Photos of what appeared to be KKK members holding signs supporting Donald Trump went viral shortly after Trump won the Republican caucus in Nevada in February. The photos got widespread exposure after Nevada Senate Minority Leader Aaron Ford tweeted that a friend had taken them outside a trump rally:

The images sparked an immediate backlash, but online defenders of Donald Trump quickly pointed out that African-Americans appeared to be wearing the robes, not actual KKK members. Photos like this one have been used to argue that Trump protestors — not Trump supporters — wore the robes outside a Trump rally:

And one of the photos shows a so-called KKK member holding a sign that says, “The New England Police Benevolent Association supports Trump! We support them!” A spokesperson for the group quickly released a statement saying that the protestors were attempting to smear the New England Benevolent Association, and that none of its members were associated with the KKK, The Wrap reports:

“I can assure you of one thing: we don’t have any members that are members of the Ku Klux Klan,” the group’s executive director, Jerry Flynn, told TheWrap on Monday.

Tony Archinski, the NEPBA’s director of administration, told TheWrap on Wednesday that the group was as baffled by the protest as everyone else.

“We had nothing to do with that. Like everybody else we saw it on the Internet,” Archinski said. “I’m thinking that somebody just picked up on that and made themselves a sign.”

Asked if the group had been the victim of trickery by people trying to make it look bad, he replied: “What do you think?”

Archinski said he believed the group, which represents law enforcement officers across New England, was targeted because of its endorsement of Trump in December.

For his part, Nevada State Sen. Aaron Ford said the race of those wearing the KKK robes doesn’t matter to him, because he said, “anyone engaging in what was observed yesterday deserves to be exposed, and that was the exact purpose of my post.” Ford continued:

The fact that anyone — whether an actual member of the KKK or one pretending to be one to make a point — found it appropriate to wear white sheets and hoods yesterday should astound all but the purest of racists in our society.

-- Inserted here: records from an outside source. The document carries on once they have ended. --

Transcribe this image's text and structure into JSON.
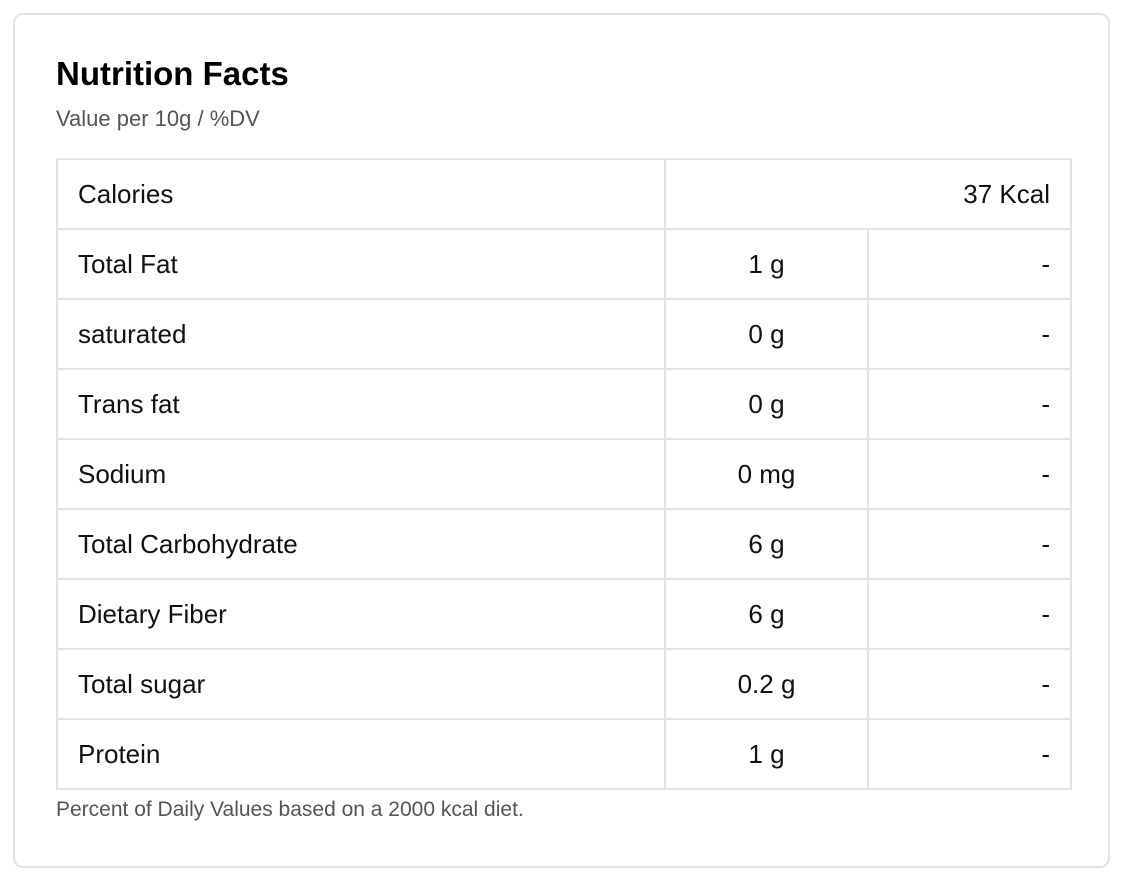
{
  "panel": {
    "title": "Nutrition Facts",
    "subtitle": "Value per 10g / %DV",
    "footnote": "Percent of Daily Values based on a 2000 kcal diet."
  },
  "calories": {
    "label": "Calories",
    "value": "37 Kcal"
  },
  "nutrients": [
    {
      "name": "Total Fat",
      "amount": "1 g",
      "dv": "-"
    },
    {
      "name": "saturated",
      "amount": "0 g",
      "dv": "-"
    },
    {
      "name": "Trans fat",
      "amount": "0 g",
      "dv": "-"
    },
    {
      "name": "Sodium",
      "amount": "0 mg",
      "dv": "-"
    },
    {
      "name": "Total Carbohydrate",
      "amount": "6 g",
      "dv": "-"
    },
    {
      "name": "Dietary Fiber",
      "amount": "6 g",
      "dv": "-"
    },
    {
      "name": "Total sugar",
      "amount": "0.2 g",
      "dv": "-"
    },
    {
      "name": "Protein",
      "amount": "1 g",
      "dv": "-"
    }
  ]
}
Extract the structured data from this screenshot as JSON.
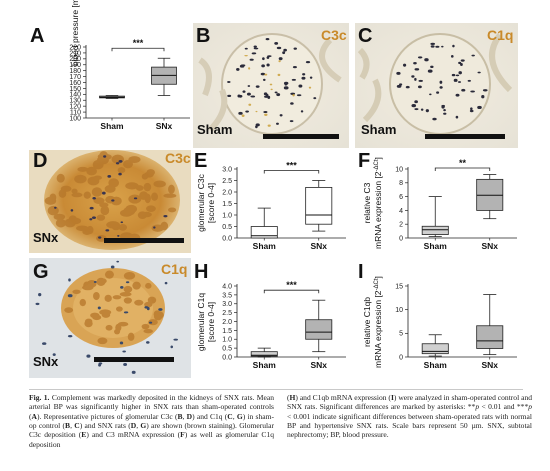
{
  "panels": {
    "A": {
      "letter": "A",
      "sig": "***"
    },
    "B": {
      "letter": "B",
      "label": "C3c",
      "group": "Sham"
    },
    "C": {
      "letter": "C",
      "label": "C1q",
      "group": "Sham"
    },
    "D": {
      "letter": "D",
      "label": "C3c",
      "group": "SNx"
    },
    "E": {
      "letter": "E",
      "sig": "***"
    },
    "F": {
      "letter": "F",
      "sig": "**"
    },
    "G": {
      "letter": "G",
      "label": "C1q",
      "group": "SNx"
    },
    "H": {
      "letter": "H",
      "sig": "***"
    },
    "I": {
      "letter": "I"
    }
  },
  "chart_data": [
    {
      "panel": "A",
      "type": "box",
      "categories": [
        "Sham",
        "SNx"
      ],
      "ylabel": "blood pressure [mmHg]",
      "yticks": [
        100,
        110,
        120,
        130,
        140,
        150,
        160,
        170,
        180,
        190,
        200,
        210,
        220
      ],
      "ylim": [
        100,
        220
      ],
      "boxes": [
        {
          "name": "Sham",
          "min": 133,
          "q1": 134,
          "median": 135,
          "q3": 137,
          "max": 138
        },
        {
          "name": "SNx",
          "min": 138,
          "q1": 157,
          "median": 172,
          "q3": 186,
          "max": 201
        }
      ],
      "significance": "***"
    },
    {
      "panel": "E",
      "type": "box",
      "categories": [
        "Sham",
        "SNx"
      ],
      "ylabel": "glomerular C3c",
      "ylabel2": "[score 0-4]",
      "yticks": [
        0.0,
        0.5,
        1.0,
        1.5,
        2.0,
        2.5,
        3.0
      ],
      "ylim": [
        0,
        3
      ],
      "boxes": [
        {
          "name": "Sham",
          "min": 0,
          "q1": 0,
          "median": 0.1,
          "q3": 0.5,
          "max": 1.3
        },
        {
          "name": "SNx",
          "min": 0.3,
          "q1": 0.6,
          "median": 1.0,
          "q3": 2.2,
          "max": 2.5
        }
      ],
      "significance": "***"
    },
    {
      "panel": "F",
      "type": "box",
      "categories": [
        "Sham",
        "SNx"
      ],
      "ylabel": "relative C3",
      "ylabel2": "mRNA expression [2",
      "ylabel2_sup": "-ΔCt",
      "yticks": [
        0,
        2,
        4,
        6,
        8,
        10
      ],
      "ylim": [
        0,
        10
      ],
      "boxes": [
        {
          "name": "Sham",
          "min": 0.2,
          "q1": 0.5,
          "median": 1.2,
          "q3": 1.7,
          "max": 6.0
        },
        {
          "name": "SNx",
          "min": 2.8,
          "q1": 4.0,
          "median": 6.2,
          "q3": 8.5,
          "max": 9.2
        }
      ],
      "significance": "**"
    },
    {
      "panel": "H",
      "type": "box",
      "categories": [
        "Sham",
        "SNx"
      ],
      "ylabel": "glomerular C1q",
      "ylabel2": "[score 0-4]",
      "yticks": [
        0.0,
        0.5,
        1.0,
        1.5,
        2.0,
        2.5,
        3.0,
        3.5,
        4.0
      ],
      "ylim": [
        0,
        4
      ],
      "boxes": [
        {
          "name": "Sham",
          "min": 0,
          "q1": 0.05,
          "median": 0.1,
          "q3": 0.3,
          "max": 0.5
        },
        {
          "name": "SNx",
          "min": 0.3,
          "q1": 1.0,
          "median": 1.4,
          "q3": 2.1,
          "max": 3.2
        }
      ],
      "significance": "***"
    },
    {
      "panel": "I",
      "type": "box",
      "categories": [
        "Sham",
        "SNx"
      ],
      "ylabel": "relative C1qb",
      "ylabel2": "mRNA expression [2",
      "ylabel2_sup": "-ΔCt",
      "yticks": [
        0,
        5,
        10,
        15
      ],
      "ylim": [
        0,
        15
      ],
      "boxes": [
        {
          "name": "Sham",
          "min": 0.2,
          "q1": 0.7,
          "median": 1.2,
          "q3": 2.8,
          "max": 4.7
        },
        {
          "name": "SNx",
          "min": 0.5,
          "q1": 1.8,
          "median": 3.4,
          "q3": 6.6,
          "max": 13.2
        }
      ],
      "significance": ""
    }
  ],
  "caption": {
    "lead": "Fig. 1.",
    "part1": " Complement was markedly deposited in the kidneys of SNX rats. Mean arterial BP was significantly higher in SNX rats than sham-operated controls (",
    "A": "A",
    "part2": "). Representative pictures of glomerular C3c (",
    "B": "B",
    "comma1": ", ",
    "D": "D",
    "part3": ") and C1q (",
    "C": "C",
    "comma2": ", ",
    "G": "G",
    "part4": ") in sham-op control (",
    "B2": "B",
    "comma3": ", ",
    "C2": "C",
    "part5": ") and SNX rats (",
    "D2": "D",
    "comma4": ", ",
    "G2": "G",
    "part6": ") are shown (brown staining). Glomerular C3c deposition (",
    "E": "E",
    "part7": ") and C3 mRNA expression (",
    "F": "F",
    "part8": ") as well as glomerular C1q deposition",
    "col2a": "(",
    "H": "H",
    "col2b": ") and C1qb mRNA expression (",
    "I": "I",
    "col2c": ") were analyzed in sham-operated control and SNX rats. Significant differences are marked by asterisks: **",
    "p1": "p",
    "col2d": " < 0.01 and ***",
    "p2": "p",
    "col2e": " < 0.001 indicate significant differences between sham-operated rats with normal BP and hypertensive SNX rats. Scale bars represent 50 µm. SNX, subtotal nephrectomy; BP, blood pressure."
  }
}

To be sure, everyone has a First Amendment right to freedom of speech. But again, similar to the cross-burning analysis Justice Thomas gave in Black, KKK regalia such as that present at one of yesterday’s caucus locations “subject its targets, and, sometimes, an unintended audience … to extreme emotional distress, and is virtually never viewed merely as ‘unwanted communication,’ but rather, as a physical threat[.]” I have heard about some caucusing at that site who, indeed, were subjected that those exact sentiments.